このうち、(A)〜(F)は正戦論におけるjus ad bellumに、(G)はjus in belloに相当する。

 しかしながら、正戦論との類比で諜報の倫理を考えることは適切なのか、様々な点から疑問がある。まず、諜報に関しては平時と戦時のような区別は存在しておらず、jus ad intelligentiamとjus in intelligentiaを区別することはできない。

 つぎに、各理論が適用される対象には大きな違いがある。正戦論の対象となるのは、戦争行為、すなわち殺傷や破壊といった動的〔kinetic〕活動だが、正諜報論の対象は認識活動である。このことは、(D)[最終手段条件] に重要な含意をもつ。たしかに戦争は最終手段であるべきで、この条件は正戦論においてはもっともらしい。しかし諜報はむしろ最初の手段ではないだろうか。諜報活動がなければ戦争を遂行するべきか否かを判断することができない。

 両理論には確かに類似点もある。しかしそれはより一般的な原則が両方の事例に適用されているというだけで、戦争と諜報の重要な類似性を示すものではない。たとえば(C)活動に正統な政治的権威が必要というのは〔組織的活動の全てに当てはまるし〕、(E)目標達成の合理的な見込みが必要というのは一般的な合理性の制約である。

 (F)・(G)およびその正戦論上の対応物は、諜報や戦争は有害で権利侵害的でありうるという事実に関連している。一般論として、善なる目的のために遂行される有害な行為には一定の制約があるべきで、この点で正戦論と正諜報論に類似の制約があらわれるのは当然である。しかし、諜報活動はそれ自体としては戦争行為よりも明らかに害が小さい。このことは関連原則がどう運用されるべきかに大きな違いをもたらす。たとえば(G-i)[区別原則] について、テロリストの親族だが無辜な人物を意図的に殺害することは決して正当化できないが、その人物に対して欺瞞的な手段を用いてテロリスト当人の情報を入手することは、道徳的にも法的にも正当化されうるだろう。同様の論点は(ii)[必要原則] と(iii)[比例原則] にも当てはまる。

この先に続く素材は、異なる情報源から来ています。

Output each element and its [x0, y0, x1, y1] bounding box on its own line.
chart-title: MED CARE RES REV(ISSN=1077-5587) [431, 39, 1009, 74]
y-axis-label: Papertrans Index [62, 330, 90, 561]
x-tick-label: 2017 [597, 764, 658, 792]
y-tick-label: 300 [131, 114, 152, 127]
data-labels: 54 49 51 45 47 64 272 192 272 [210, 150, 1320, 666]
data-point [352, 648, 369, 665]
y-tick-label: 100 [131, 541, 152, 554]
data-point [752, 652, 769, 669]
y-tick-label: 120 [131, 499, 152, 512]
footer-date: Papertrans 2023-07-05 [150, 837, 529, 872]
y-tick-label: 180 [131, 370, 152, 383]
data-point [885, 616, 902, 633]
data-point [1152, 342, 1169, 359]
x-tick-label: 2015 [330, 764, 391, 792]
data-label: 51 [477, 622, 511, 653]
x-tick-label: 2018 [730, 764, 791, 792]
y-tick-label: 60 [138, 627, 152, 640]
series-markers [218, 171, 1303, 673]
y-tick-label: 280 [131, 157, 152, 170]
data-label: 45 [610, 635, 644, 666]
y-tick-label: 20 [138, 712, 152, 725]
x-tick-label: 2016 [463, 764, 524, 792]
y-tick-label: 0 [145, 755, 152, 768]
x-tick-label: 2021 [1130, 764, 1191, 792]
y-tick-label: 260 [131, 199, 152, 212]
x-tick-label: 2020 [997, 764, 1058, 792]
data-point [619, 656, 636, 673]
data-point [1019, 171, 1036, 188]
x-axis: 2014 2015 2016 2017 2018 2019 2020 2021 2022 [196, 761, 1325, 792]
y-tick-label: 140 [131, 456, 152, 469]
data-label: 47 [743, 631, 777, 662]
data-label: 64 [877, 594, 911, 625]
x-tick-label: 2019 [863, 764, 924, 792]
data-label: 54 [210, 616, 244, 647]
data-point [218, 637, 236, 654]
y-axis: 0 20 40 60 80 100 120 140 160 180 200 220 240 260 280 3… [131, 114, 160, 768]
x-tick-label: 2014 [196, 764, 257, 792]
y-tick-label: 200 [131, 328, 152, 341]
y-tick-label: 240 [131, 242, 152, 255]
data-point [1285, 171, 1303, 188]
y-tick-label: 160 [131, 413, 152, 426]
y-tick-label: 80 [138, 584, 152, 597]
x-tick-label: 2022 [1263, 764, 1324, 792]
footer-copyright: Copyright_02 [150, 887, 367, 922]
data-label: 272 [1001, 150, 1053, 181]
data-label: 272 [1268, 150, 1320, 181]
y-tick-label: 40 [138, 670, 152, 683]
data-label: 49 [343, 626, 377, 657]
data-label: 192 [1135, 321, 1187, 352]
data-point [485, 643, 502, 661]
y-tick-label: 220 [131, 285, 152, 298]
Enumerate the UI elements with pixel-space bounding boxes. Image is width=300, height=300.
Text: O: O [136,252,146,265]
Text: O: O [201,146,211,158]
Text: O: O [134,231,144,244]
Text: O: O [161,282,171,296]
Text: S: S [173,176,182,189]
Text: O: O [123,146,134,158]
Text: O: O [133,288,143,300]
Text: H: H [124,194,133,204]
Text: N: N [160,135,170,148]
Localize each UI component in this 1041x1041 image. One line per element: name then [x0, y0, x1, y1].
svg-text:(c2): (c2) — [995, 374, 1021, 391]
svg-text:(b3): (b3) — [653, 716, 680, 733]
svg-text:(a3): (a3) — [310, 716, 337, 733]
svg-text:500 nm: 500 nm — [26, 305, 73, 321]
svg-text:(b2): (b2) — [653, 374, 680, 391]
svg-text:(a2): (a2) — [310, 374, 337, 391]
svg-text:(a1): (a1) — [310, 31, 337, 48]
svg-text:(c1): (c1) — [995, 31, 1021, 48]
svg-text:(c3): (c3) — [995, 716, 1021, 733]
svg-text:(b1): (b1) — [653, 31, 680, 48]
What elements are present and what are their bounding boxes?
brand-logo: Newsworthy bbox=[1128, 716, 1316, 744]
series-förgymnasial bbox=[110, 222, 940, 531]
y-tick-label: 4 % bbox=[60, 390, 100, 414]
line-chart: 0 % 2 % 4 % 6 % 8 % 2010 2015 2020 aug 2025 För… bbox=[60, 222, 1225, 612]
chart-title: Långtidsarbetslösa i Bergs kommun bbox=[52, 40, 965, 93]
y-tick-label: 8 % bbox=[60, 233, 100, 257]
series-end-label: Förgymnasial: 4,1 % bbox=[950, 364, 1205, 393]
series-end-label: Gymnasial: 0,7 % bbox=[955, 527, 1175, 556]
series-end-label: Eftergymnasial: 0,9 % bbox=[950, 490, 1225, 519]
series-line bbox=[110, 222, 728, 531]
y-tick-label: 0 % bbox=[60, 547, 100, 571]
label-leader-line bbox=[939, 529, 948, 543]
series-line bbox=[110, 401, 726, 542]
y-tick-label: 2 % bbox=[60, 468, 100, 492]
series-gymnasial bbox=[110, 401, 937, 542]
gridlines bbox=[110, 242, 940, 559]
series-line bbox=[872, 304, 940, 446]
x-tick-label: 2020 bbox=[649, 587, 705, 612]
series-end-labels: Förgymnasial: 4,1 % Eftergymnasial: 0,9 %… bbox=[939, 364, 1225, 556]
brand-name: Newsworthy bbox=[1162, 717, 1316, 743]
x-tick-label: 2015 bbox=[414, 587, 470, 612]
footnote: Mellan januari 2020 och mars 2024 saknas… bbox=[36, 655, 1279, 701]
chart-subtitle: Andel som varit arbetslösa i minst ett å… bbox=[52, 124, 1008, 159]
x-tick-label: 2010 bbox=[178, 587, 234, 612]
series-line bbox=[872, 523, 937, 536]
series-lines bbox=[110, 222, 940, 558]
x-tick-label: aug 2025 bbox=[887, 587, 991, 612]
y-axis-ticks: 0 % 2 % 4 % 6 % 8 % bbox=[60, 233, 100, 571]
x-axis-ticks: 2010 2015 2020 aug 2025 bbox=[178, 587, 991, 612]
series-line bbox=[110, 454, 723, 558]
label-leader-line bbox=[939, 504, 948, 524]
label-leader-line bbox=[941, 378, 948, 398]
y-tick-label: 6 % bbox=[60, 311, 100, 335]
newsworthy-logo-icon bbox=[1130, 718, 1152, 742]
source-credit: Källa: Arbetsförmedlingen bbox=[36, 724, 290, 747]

 ここで、諜報を純粋な認識活動として理解するのは狭すぎる見方であり、ある種の認識活動の有害性を覆い隠すという反論がありうる。たしかに、諜報機関はいわゆる情報戦、認知戦にも関与しており、そこには有害な点がありうる。しかしそれでも、その有害さは戦争行為とは比較にならない。また、認知戦の本質は戦闘員と非戦闘員の区別を曖昧化することであるが、これにより諜報に関して(G-i)[区別原則] を適用することはますます難しくなる。すなわち情報戦、認知戦を考慮すると、正戦論との類比で正諜報論を構想することの適切性はますます疑問に晒されるのである。

 また上で述べたように、「区別」「必要」「比例」といった諸原則は、善なる目的のために遂行される有害な行為一般に当てはまることにも注意したい。例えば、これらの原則は刑罰にも当てはまる。しかしだからといって、そこから〔刑罰と戦争の違いを十分考慮せず〕に「正刑罰論」を構築するというのは不自然なやりかただろう。〔同じことが正諜報論にも言えるのである〕。

 戦争行為と諜報活動には重要な違いが様々にある。このため、諜報の規範理論は、正戦論といくつかの一般原則を共有していることはたしかではあるものの、正戦論から切り離すべきであり、正諜報論は放棄すべきである。諜報の規範の理論化にとって、正戦論との類比が有用な出発点となったのは確かだが、その役割は終わったのだ。